Cette opération est analogue au warrantage d’une marchandise déposée dans un magasin général ; mais la forme en est plus souple et elle est moins onéreuse. Le report sur marchandises est une pratique qui commence à peine à se produire sur quelques places. On ne saurait trop en souhaiter le développement ; c’est un emploi des capitaux disponibles, dont disposent les banquiers, beaucoup plus utile au point de vue général que les reports faits à la Bourse sur les valeurs de spéculation.

Le marché à terme est aussi en règle générale favorable aux producteurs ; car il assure un débouché constant à leurs produits. Sans lui, il y aurait de longues périodes pendant lesquelles les agriculteurs ne trouveraient pas à vendre leurs produits ou ne pourraient le faire qu’à des marchands locaux portés par l’absence de concurrence à les exploiter.

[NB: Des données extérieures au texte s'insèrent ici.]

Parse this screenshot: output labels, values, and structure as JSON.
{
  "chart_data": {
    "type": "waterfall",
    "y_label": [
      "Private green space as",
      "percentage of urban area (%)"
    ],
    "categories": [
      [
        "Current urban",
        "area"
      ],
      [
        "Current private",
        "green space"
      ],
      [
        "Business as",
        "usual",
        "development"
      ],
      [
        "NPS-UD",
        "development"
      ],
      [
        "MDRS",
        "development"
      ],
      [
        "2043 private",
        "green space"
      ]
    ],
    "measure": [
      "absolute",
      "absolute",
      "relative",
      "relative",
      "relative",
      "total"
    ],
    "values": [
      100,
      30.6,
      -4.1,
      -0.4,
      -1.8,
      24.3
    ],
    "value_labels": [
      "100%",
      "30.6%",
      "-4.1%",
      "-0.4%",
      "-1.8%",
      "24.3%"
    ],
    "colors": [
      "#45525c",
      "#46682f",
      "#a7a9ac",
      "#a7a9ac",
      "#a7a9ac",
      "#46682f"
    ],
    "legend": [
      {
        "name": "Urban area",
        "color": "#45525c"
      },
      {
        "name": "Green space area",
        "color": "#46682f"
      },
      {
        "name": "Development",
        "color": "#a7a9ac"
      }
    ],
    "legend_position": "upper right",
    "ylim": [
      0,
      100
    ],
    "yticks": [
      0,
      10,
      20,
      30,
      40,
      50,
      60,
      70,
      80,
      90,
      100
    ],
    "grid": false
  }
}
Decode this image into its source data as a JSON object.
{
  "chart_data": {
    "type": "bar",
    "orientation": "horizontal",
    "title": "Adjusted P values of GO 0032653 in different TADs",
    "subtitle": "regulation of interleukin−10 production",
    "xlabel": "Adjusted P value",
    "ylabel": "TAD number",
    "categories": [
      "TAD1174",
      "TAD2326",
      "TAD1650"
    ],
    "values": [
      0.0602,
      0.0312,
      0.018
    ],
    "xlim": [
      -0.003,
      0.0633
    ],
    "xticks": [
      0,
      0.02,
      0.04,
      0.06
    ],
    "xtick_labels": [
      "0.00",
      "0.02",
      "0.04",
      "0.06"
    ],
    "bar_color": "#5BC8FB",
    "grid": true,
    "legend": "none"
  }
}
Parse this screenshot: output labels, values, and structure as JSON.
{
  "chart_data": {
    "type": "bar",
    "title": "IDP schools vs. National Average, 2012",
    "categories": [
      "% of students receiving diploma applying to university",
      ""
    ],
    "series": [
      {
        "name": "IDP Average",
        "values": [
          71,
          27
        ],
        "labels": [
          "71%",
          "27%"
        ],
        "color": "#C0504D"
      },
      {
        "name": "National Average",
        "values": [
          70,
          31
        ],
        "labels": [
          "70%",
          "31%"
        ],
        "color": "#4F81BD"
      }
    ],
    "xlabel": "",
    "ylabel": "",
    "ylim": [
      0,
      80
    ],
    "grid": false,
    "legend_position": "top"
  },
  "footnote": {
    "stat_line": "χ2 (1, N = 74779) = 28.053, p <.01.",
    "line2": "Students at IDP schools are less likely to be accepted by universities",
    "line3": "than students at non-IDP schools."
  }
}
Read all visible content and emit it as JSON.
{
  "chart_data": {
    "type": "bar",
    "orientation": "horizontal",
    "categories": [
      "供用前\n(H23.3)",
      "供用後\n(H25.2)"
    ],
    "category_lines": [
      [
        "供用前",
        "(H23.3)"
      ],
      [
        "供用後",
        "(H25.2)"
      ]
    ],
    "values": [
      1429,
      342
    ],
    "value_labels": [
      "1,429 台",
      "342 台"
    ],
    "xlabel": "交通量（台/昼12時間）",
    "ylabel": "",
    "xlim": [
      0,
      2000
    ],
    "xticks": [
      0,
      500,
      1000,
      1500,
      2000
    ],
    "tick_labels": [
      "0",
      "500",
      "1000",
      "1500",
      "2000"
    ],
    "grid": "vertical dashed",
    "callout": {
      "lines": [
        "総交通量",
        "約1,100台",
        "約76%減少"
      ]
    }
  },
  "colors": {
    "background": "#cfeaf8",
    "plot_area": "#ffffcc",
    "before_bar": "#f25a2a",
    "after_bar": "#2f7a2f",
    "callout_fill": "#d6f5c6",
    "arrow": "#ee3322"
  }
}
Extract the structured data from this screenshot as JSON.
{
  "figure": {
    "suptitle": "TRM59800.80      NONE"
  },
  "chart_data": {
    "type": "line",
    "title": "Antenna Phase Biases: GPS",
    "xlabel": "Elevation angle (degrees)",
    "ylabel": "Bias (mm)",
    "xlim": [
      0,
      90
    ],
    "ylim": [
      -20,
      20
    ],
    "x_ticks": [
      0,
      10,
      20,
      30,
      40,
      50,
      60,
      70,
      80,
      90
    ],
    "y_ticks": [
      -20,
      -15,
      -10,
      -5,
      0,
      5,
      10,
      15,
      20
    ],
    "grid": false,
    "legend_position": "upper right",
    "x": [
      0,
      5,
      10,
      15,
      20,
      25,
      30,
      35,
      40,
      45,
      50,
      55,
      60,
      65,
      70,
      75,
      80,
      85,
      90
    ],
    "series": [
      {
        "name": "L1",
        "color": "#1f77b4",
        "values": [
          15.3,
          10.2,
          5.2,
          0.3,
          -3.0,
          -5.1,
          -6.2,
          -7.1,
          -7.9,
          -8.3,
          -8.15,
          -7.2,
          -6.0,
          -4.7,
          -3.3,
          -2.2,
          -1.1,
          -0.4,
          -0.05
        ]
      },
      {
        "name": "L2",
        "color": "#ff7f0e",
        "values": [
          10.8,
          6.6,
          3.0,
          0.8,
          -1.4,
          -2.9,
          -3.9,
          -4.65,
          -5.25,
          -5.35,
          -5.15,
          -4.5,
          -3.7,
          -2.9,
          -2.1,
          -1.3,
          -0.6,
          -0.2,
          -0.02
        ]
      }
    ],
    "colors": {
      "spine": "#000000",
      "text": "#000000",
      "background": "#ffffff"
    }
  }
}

C’était autrefois une des formes de l’usure dont on retrouve partout la trace (chap. vi, § 6). Elle était infiniment

  1. M. Paul Dedyn, dans un rapport à la chambre de commerce de Verviers, expose ainsi l’opération qui peut se produire dans la situation inverse : « Dès que le stock du peigné correspond aux besoins courants, le report disparaît et par le fait l’opération de report qui détient la marchandise n’est plus employée. Le peigné ayant la même valeur sur le mois courant que sur les mois suivants, le stock est offert immédiatement… Personne n’a plus intérêt à vendre au même cours sur le mois courant ; car cette opération ne donnerait qu’une perte d’intérêts… Pour finir, si, à la fin de la saison, les stocks étaient réduits, la hausse se ferait d’une façon anormale par l’accaparement de la marchandise par certains consommateurs pour leurs besoins des premiers mois de l’année suivante. Le terme vient corriger cet état de choses par la cote qui naturellement s’établit en déport. Cette situation engage ceux qui détiennent la laine à la jeter sur le marché au prix du jour, puisqu’ils peuvent couvrir leurs besoins sur les mois de la nouvelle tonte avec un déport, qui est de plus en plus fort suivant la tendance du marché ou l’époque de la livraison plus ou moins éloignée. » Bulletin des laines de Roubaix-Turcoing, n° du 8 février 1890.